The second half of Magic: The Gathering’s return to Innistrad, Eldritch Moon (EMN), will be released on July 22—but we’ve been lucky enough to play with the set already. Read on for our review of the newest addition to the Magic line, as the mystery of the madness infecting Innistrad is revealed…
Moving on from the brooding sense of horror in Shadows over Innistrad (SOI), EMN is the big reveal, with the last Eldrazi titan—Emrakul—arriving on the plane to wreak havoc. For people who missed our other Magic reviews, Emrakul is one of three giant reality-warping creatures with clear Lovecraftian influences, and her tentacled touch is what’s behind the events in SOI.
From a game mechanics sense, this means the end of Investigate from the first set, as the mystery is solved, and the addition of several new mechanics—Emerge, Meld, and Escalate—to represent things going from bad to worse. In general, follow-up sets in Magic can be a little more experimental, as players now have had some time to get the grasp with the foundations, and EMN really delivers on the “new and weird” front.
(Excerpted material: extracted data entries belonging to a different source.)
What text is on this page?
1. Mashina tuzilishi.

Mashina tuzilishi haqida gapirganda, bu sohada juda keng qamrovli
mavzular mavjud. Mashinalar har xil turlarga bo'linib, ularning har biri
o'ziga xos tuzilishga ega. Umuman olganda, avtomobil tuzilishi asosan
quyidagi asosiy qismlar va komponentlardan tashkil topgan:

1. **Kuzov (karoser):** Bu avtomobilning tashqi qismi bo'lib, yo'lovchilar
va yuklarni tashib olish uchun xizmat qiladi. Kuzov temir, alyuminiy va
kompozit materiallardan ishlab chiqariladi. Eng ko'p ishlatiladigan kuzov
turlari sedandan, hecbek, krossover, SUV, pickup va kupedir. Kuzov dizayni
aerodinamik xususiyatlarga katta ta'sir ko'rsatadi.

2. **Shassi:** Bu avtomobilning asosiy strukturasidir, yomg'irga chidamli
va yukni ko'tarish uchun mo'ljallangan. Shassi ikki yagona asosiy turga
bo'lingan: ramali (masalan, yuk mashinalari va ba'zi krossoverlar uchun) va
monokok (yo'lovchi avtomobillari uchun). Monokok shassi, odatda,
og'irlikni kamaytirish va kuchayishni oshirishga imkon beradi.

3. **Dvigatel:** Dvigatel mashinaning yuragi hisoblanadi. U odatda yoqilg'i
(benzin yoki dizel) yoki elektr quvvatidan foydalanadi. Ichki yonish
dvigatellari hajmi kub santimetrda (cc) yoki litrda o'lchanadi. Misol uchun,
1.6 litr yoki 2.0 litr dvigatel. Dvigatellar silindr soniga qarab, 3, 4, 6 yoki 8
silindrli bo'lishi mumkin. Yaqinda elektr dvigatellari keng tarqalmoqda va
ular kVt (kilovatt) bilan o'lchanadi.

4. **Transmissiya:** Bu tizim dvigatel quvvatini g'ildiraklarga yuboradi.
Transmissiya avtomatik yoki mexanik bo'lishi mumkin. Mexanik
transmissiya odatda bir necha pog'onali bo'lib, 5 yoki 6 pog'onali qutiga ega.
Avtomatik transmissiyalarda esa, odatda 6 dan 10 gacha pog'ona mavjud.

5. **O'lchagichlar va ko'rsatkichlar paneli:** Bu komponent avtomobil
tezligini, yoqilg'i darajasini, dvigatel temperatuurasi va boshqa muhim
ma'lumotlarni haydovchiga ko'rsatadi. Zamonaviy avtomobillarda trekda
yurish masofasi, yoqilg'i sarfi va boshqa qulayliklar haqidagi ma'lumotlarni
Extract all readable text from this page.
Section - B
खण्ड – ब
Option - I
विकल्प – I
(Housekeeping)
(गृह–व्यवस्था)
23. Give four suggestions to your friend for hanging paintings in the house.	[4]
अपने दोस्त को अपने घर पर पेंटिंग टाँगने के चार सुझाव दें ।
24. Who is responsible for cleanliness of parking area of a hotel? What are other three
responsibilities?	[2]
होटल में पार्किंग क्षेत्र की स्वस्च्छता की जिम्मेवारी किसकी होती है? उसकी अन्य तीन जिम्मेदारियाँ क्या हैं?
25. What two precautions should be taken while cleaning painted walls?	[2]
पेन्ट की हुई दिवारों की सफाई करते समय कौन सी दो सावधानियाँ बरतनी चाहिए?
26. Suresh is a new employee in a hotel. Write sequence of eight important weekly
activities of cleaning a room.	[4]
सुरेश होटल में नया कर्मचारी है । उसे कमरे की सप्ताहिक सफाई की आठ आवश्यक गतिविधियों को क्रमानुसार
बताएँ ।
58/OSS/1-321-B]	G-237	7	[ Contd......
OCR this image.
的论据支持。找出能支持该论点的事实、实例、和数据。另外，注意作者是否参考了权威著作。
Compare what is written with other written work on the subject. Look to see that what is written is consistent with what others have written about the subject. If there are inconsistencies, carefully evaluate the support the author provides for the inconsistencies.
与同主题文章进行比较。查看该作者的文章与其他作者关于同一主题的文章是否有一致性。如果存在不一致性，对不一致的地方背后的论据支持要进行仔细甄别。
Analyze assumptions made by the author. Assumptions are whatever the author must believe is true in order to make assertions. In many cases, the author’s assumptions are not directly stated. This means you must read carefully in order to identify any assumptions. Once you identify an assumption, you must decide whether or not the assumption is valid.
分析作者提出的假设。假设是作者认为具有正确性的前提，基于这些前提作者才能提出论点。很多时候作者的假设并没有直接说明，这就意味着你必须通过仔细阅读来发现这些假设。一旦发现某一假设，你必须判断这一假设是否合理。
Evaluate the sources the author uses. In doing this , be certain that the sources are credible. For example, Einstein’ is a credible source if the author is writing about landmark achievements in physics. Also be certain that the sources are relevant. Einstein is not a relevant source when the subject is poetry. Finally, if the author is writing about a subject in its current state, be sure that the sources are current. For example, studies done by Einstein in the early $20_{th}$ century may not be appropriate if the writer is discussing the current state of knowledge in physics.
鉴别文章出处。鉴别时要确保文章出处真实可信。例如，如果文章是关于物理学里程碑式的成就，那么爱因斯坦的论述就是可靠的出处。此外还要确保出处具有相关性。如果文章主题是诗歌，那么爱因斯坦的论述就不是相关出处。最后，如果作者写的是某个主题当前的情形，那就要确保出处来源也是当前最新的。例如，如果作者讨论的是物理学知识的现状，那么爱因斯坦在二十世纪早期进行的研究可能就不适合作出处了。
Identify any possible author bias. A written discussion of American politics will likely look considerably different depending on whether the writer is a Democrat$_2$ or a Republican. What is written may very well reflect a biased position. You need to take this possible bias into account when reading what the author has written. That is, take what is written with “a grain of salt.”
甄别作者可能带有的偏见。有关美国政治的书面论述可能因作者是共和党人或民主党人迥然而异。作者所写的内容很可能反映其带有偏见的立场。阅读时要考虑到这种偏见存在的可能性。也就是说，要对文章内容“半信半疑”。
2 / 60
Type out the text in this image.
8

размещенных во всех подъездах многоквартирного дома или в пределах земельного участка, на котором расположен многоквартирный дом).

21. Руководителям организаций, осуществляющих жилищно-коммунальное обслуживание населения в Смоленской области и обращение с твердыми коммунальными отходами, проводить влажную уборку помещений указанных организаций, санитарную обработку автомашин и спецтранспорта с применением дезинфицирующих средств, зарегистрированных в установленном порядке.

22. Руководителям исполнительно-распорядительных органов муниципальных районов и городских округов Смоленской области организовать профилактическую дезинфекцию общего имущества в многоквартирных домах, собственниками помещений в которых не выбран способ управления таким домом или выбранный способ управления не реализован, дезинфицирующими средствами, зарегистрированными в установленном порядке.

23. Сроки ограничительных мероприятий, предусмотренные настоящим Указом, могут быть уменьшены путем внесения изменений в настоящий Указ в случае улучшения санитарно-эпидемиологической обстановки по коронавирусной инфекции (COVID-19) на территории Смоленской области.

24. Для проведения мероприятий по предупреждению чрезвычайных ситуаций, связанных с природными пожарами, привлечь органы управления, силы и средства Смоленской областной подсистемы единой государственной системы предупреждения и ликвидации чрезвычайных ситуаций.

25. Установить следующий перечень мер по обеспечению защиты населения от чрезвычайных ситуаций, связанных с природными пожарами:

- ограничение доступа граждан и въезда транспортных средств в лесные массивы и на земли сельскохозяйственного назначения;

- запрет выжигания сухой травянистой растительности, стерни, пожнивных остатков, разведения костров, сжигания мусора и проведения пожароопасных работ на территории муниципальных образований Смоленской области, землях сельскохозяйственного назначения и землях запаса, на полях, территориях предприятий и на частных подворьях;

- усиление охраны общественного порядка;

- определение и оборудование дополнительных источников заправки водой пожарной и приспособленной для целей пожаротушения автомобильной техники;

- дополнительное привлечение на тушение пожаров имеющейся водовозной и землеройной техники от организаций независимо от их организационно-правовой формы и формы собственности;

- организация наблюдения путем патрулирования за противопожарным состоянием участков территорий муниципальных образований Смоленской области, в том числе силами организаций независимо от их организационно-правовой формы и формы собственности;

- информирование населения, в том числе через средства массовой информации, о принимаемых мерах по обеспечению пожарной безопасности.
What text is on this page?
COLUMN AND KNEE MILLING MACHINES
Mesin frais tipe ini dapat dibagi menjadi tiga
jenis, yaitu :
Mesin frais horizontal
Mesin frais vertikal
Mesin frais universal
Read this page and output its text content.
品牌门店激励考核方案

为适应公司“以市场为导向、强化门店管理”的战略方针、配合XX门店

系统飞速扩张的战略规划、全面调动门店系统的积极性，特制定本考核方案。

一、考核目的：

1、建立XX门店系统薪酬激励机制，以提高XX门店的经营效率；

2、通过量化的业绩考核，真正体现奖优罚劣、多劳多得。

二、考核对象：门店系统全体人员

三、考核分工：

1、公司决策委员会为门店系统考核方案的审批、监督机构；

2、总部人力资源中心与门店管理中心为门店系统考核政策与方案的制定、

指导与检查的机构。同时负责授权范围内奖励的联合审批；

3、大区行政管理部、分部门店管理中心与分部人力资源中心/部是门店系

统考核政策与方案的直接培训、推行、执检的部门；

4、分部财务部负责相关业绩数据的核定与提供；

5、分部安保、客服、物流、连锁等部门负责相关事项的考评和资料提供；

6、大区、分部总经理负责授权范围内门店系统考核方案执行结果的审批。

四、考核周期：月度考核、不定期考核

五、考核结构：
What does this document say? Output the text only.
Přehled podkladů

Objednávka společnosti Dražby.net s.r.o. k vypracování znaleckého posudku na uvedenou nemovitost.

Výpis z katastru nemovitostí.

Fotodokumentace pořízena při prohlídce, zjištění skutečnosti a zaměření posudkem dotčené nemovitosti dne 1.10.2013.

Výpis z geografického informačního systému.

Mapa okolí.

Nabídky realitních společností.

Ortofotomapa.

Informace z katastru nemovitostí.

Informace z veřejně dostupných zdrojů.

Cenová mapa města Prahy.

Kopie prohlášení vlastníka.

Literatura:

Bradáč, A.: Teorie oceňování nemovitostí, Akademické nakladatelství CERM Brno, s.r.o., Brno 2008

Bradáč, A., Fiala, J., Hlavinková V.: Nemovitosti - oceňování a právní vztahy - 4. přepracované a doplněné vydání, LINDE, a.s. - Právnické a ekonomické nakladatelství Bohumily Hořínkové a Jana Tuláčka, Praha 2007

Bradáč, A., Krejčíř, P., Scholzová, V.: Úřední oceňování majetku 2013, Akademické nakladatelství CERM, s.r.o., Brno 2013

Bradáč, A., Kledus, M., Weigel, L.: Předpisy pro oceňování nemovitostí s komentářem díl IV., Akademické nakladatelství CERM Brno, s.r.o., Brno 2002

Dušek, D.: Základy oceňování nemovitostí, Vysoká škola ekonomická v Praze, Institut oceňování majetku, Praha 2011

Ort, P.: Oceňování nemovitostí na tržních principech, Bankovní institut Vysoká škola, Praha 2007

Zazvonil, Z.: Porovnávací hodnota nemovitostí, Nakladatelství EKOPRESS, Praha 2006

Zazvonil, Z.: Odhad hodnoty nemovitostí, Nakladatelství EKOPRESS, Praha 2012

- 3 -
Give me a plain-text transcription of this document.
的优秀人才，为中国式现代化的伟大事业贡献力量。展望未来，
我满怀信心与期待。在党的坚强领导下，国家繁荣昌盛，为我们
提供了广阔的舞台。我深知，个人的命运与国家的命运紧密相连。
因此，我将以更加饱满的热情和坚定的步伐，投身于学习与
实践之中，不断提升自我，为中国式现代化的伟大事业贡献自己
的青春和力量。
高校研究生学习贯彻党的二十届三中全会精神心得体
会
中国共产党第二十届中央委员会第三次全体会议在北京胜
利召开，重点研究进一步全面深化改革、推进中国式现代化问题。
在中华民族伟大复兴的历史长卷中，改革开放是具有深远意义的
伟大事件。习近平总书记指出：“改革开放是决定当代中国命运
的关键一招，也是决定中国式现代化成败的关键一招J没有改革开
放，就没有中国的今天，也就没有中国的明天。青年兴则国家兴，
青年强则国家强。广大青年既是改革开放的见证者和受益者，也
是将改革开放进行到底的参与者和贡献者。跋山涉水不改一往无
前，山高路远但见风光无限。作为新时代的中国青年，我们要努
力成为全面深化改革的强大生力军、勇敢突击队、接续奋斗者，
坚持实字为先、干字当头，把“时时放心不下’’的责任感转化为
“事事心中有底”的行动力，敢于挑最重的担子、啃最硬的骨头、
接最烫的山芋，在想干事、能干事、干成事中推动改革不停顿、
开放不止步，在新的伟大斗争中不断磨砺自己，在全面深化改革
The mechanics of Eldritch Moon
Madness, Delirium and transforming double-faced cards are all back, which is great news. Despite our issues with Delirium in SOI, the play experience of it has been pretty fun, and the other two have been brilliant, even with the slight physical-world troubles provided by double-faced cards. Madness especially is exciting to see more of, since a deck taking advantage of its unique discard/play mechanism now has more options from which to choose.
As ever, it’s hard to get the full story arc across in the tools a card game has available—a few scattered pieces of flavour text and small art pieces on every card—but the feel of the world being corrupted is on point. The art continues in the modern Magic tradition of showing definitive events and creatures in gorgeous full colour, and individual cards even tell their own little stories.